My name is Gladys Benitez. My mom (Elena Sanguinetti) and I opened this cafe together mid February 2017. When I was finishing my last semester at UT, my mom shared her dream with me. She said it would be nice to open a cafe where she can share her delicious food with people. I spent my last semester learning about the restaurant industry and created a plan. We are the only owners, and we help each other out wherever we can. I am in charge of building the brand and awareness as while my mom is the mastermind behind the flavors. She makes everything fresh daily and brings it in for the morning. It tastes sooo good!
My mom is from Paraguay. Its a little landlocked country next to Argentina and Brazil. I grew up in Miami, a South American melting pot. I was born and raised in a culture where my daily ritual involved dancing salsa, merengue, and eating tons of alfajores and empanadas. I love the my Latin American culture. Coming to Texas when I was 13, I went to a school in fort worth where I experienced my first culture shock. I learned quick that the South American culture I left in Miami was no longer prevalent in Texas. A predominantly Mexican representation of latinos was what I found in Texas. I missed eating Venezulean Arepas and going to the cafes in Miami where the cuban lady would call me mama and immediately speak to me in Spanish. I moved to Austin for my formal education and convinced my mom that Fort Worth was too uptight for us and that we would grow better in Austin. I love Austin for many reasons. One, I love that we can be outdoors easily and enjoy nature and I love that more people from all over the world are moving here. Its becoming more of a melting pot and while some people don’t enjoy big cities, I believe they are the best way to learn about other people and their culture which is very exciting.
We had a soft open and prefer to continue to grow by word of mouth. We were perfecting our hours, and to be honest we are still pretty relaxed in our hours. We generally open 7am to 6pm Tuesday-Friday, 8am to 6pm Saturday, 8am to about 4 pm on Sunday and we close on Mondays. If you come right at 7 you might see us with tons of boxes and bags and my eyes may still be shut so BEWARE of my sleep walking. That is all up until I have my first cortadito of course, which is my favorite specialty cuban espresso drink.

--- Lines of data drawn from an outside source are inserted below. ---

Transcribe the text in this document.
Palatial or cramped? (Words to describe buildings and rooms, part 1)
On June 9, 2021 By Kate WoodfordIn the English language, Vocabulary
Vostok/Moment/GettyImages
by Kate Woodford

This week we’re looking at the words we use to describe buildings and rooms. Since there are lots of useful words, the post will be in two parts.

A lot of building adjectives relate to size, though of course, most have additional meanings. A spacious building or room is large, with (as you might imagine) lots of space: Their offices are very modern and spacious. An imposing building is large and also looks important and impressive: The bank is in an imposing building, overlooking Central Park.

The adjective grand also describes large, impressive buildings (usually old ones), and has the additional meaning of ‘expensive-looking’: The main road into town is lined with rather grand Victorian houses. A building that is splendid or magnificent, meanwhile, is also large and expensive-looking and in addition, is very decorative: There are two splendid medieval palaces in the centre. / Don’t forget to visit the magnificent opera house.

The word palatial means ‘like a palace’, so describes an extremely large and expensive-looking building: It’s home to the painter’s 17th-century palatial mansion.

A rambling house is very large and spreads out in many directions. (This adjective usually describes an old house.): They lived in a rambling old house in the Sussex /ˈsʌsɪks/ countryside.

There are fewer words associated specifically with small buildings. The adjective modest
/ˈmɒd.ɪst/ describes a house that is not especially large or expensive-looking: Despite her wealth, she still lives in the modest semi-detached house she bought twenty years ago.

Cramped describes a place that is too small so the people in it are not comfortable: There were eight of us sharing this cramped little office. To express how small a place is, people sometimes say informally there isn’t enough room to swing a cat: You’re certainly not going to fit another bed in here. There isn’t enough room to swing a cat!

When looking for the right place to start our business, we decided to look for a small space where we could grow alongside with the area. East Riverside was a bit of an untouched location and we found this cute spot with an amazing window that let in lots of good light in. We wanted to make it our little project and fill it with tons of love representing the love we have for each other. My mom and I are a team and we hope to express that in all our efforts to making this cafe a success. We hand painted everything. we even got involved in some the construction.
Our Menu is designed to allow people to come in and taste a bit of South America. We have empandas, alfajores, pastafrola, medialuna, bollos or bola de fraile, torta de miel negra, chipa, arroz con leche, sandwich de milanesa, mixto, and other surprise items.
we also serve specialty cuban espresso drinks. We have fresh juices and we like to test out new flavors once in a while.
The name of our cafe has a lot of meaning to it as well. Cafe Nena’i pronounced Neh-Nah-ee means little girl in the Indigenous language from Paraguay (Guaraní). Nena’i was my mothers nickname when growing up in Paraguay. She was this cute little blonde girl with green eyes and everyone on the farm she lived on called her Nena’i. My mom tells me stories of her childhood running around freely through the land and swimming in the rivers. She was definitely a free spirit. I grew up feeling free myself and we we were always dreamers. This little coffee shop on the east side of Austin is our dream come true. Nena’i to us is the dream in every little girls heart and the vast possibilities of anyone from anywhere and from all walks of life.